Plus another thread by Ingrid from Monday, after the Nobel Prize annoucement which really got everyone’s attention.

A prize to be expected. Banerjee, Duflo & Kremer rely on key tenets of mainstream Econ. While founded on behavioral econ and assumption that tweaks to individual actions can alleviate global poverty, their work is often wrongly presented as purely empirical, objective & radical.

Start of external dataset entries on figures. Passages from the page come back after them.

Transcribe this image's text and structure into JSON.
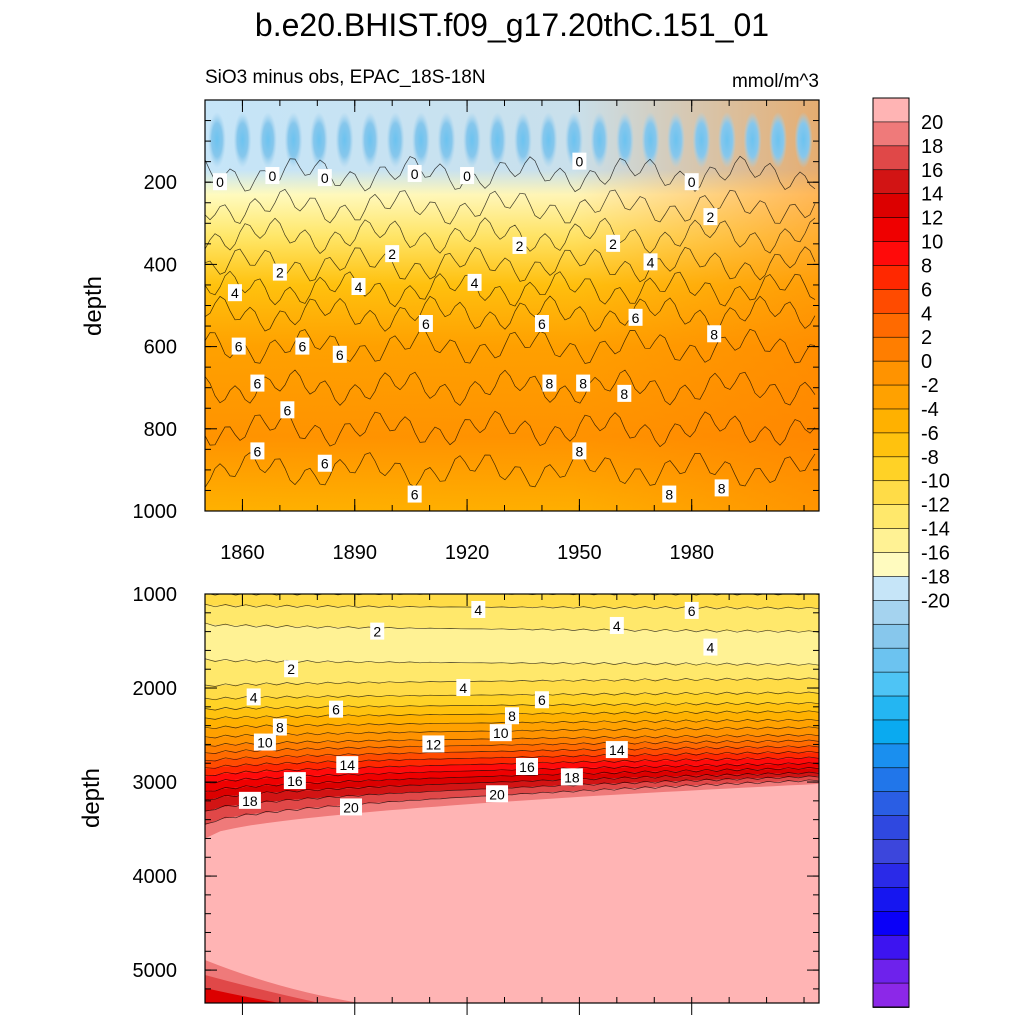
{
  "chart_data": [
    {
      "type": "contour",
      "panel": "upper",
      "title": "b.e20.BHIST.f09_g17.20thC.151_01",
      "left_subtitle": "SiO3 minus obs, EPAC_18S-18N",
      "right_subtitle": "mmol/m^3",
      "xlabel": "",
      "ylabel": "depth",
      "xlim": [
        1850,
        2014
      ],
      "ylim": [
        1000,
        0
      ],
      "xticks": [
        1860,
        1890,
        1920,
        1950,
        1980
      ],
      "xtick_labels": [
        "1860",
        "1890",
        "1920",
        "1950",
        "1980"
      ],
      "yticks": [
        200,
        400,
        600,
        800,
        1000
      ],
      "ytick_labels": [
        "200",
        "400",
        "600",
        "800",
        "1000"
      ],
      "contour_labels": [
        {
          "x": 1854,
          "depth": 200,
          "text": "0"
        },
        {
          "x": 1868,
          "depth": 185,
          "text": "0"
        },
        {
          "x": 1882,
          "depth": 190,
          "text": "0"
        },
        {
          "x": 1906,
          "depth": 180,
          "text": "0"
        },
        {
          "x": 1920,
          "depth": 185,
          "text": "0"
        },
        {
          "x": 1950,
          "depth": 150,
          "text": "0"
        },
        {
          "x": 1980,
          "depth": 200,
          "text": "0"
        },
        {
          "x": 1985,
          "depth": 285,
          "text": "2"
        },
        {
          "x": 1900,
          "depth": 375,
          "text": "2"
        },
        {
          "x": 1870,
          "depth": 420,
          "text": "2"
        },
        {
          "x": 1934,
          "depth": 355,
          "text": "2"
        },
        {
          "x": 1959,
          "depth": 350,
          "text": "2"
        },
        {
          "x": 1858,
          "depth": 470,
          "text": "4"
        },
        {
          "x": 1891,
          "depth": 455,
          "text": "4"
        },
        {
          "x": 1922,
          "depth": 445,
          "text": "4"
        },
        {
          "x": 1969,
          "depth": 395,
          "text": "4"
        },
        {
          "x": 1909,
          "depth": 545,
          "text": "6"
        },
        {
          "x": 1940,
          "depth": 545,
          "text": "6"
        },
        {
          "x": 1965,
          "depth": 530,
          "text": "6"
        },
        {
          "x": 1859,
          "depth": 600,
          "text": "6"
        },
        {
          "x": 1876,
          "depth": 600,
          "text": "6"
        },
        {
          "x": 1886,
          "depth": 620,
          "text": "6"
        },
        {
          "x": 1864,
          "depth": 690,
          "text": "6"
        },
        {
          "x": 1872,
          "depth": 755,
          "text": "6"
        },
        {
          "x": 1864,
          "depth": 855,
          "text": "6"
        },
        {
          "x": 1882,
          "depth": 885,
          "text": "6"
        },
        {
          "x": 1906,
          "depth": 960,
          "text": "6"
        },
        {
          "x": 1942,
          "depth": 690,
          "text": "8"
        },
        {
          "x": 1951,
          "depth": 690,
          "text": "8"
        },
        {
          "x": 1962,
          "depth": 715,
          "text": "8"
        },
        {
          "x": 1950,
          "depth": 855,
          "text": "8"
        },
        {
          "x": 1986,
          "depth": 570,
          "text": "8"
        },
        {
          "x": 1974,
          "depth": 960,
          "text": "8"
        },
        {
          "x": 1988,
          "depth": 945,
          "text": "8"
        }
      ]
    },
    {
      "type": "contour",
      "panel": "lower",
      "xlabel": "",
      "ylabel": "depth",
      "xlim": [
        1850,
        2014
      ],
      "ylim": [
        5350,
        1000
      ],
      "yticks": [
        1000,
        2000,
        3000,
        4000,
        5000
      ],
      "ytick_labels": [
        "1000",
        "2000",
        "3000",
        "4000",
        "5000"
      ],
      "contour_labels": [
        {
          "x": 1923,
          "depth": 1170,
          "text": "4"
        },
        {
          "x": 1980,
          "depth": 1180,
          "text": "6"
        },
        {
          "x": 1896,
          "depth": 1400,
          "text": "2"
        },
        {
          "x": 1960,
          "depth": 1340,
          "text": "4"
        },
        {
          "x": 1985,
          "depth": 1570,
          "text": "4"
        },
        {
          "x": 1873,
          "depth": 1800,
          "text": "2"
        },
        {
          "x": 1919,
          "depth": 2000,
          "text": "4"
        },
        {
          "x": 1863,
          "depth": 2100,
          "text": "4"
        },
        {
          "x": 1885,
          "depth": 2230,
          "text": "6"
        },
        {
          "x": 1940,
          "depth": 2130,
          "text": "6"
        },
        {
          "x": 1932,
          "depth": 2300,
          "text": "8"
        },
        {
          "x": 1870,
          "depth": 2420,
          "text": "8"
        },
        {
          "x": 1929,
          "depth": 2480,
          "text": "10"
        },
        {
          "x": 1866,
          "depth": 2580,
          "text": "10"
        },
        {
          "x": 1911,
          "depth": 2600,
          "text": "12"
        },
        {
          "x": 1960,
          "depth": 2660,
          "text": "14"
        },
        {
          "x": 1888,
          "depth": 2820,
          "text": "14"
        },
        {
          "x": 1874,
          "depth": 2990,
          "text": "16"
        },
        {
          "x": 1936,
          "depth": 2840,
          "text": "16"
        },
        {
          "x": 1948,
          "depth": 2950,
          "text": "18"
        },
        {
          "x": 1862,
          "depth": 3200,
          "text": "18"
        },
        {
          "x": 1889,
          "depth": 3270,
          "text": "20"
        },
        {
          "x": 1928,
          "depth": 3130,
          "text": "20"
        }
      ]
    }
  ],
  "colorbar": {
    "levels": [
      20,
      18,
      16,
      14,
      12,
      10,
      8,
      6,
      4,
      2,
      0,
      -2,
      -4,
      -6,
      -8,
      -10,
      -12,
      -14,
      -16,
      -18,
      -20
    ],
    "labels": [
      "20",
      "18",
      "16",
      "14",
      "12",
      "10",
      "8",
      "6",
      "4",
      "2",
      "0",
      "-2",
      "-4",
      "-6",
      "-8",
      "-10",
      "-12",
      "-14",
      "-16",
      "-18",
      "-20"
    ],
    "colors": [
      "#ffb4b4",
      "#ef7a7a",
      "#e04848",
      "#d21414",
      "#dc0000",
      "#ef0000",
      "#ff0a0a",
      "#ff2800",
      "#ff4b00",
      "#ff6a00",
      "#ff7e00",
      "#ff9300",
      "#ffa100",
      "#ffb100",
      "#ffc20e",
      "#ffd226",
      "#ffdc47",
      "#ffe86b",
      "#fff294",
      "#fffbbf",
      "#c6e5f8",
      "#a5d3ef",
      "#87c7ec",
      "#6cc3f0",
      "#4ec4f5",
      "#24b6f2",
      "#0aaaf0",
      "#1a8fef",
      "#2176ea",
      "#2a5ee4",
      "#2f48e0",
      "#3c46dc",
      "#2a2ae8",
      "#1616f0",
      "#0a00f8",
      "#3d14f0",
      "#6e22ec",
      "#8c28e8"
    ]
  }
}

Then an article by Farwa Sial and Carolina Alves (also linked in the thread) which points out:

Poverty alleviation, however, is a hugely complex subject that touches on the strengthening of institutions, the health of governance, the structure and dynamics of markets, the workings of social classes, macroeconomic policies, distribution, international integration and many other issues, none of which can be replicated from one context to another. That means that analyses of poverty have to be based on a critical examination of processes and actors that cannot be ‘controlled’ against—thus violating the principle of RCTs.

Recent developments in economics have failed to account for these fundamental determinants of poverty. Instead, the success of RCTs can be narrowed down to essentially statistical arguments that seek to identify ‘what works’ and ‘which interventions’ should therefore be employed to improve the lives of the poor.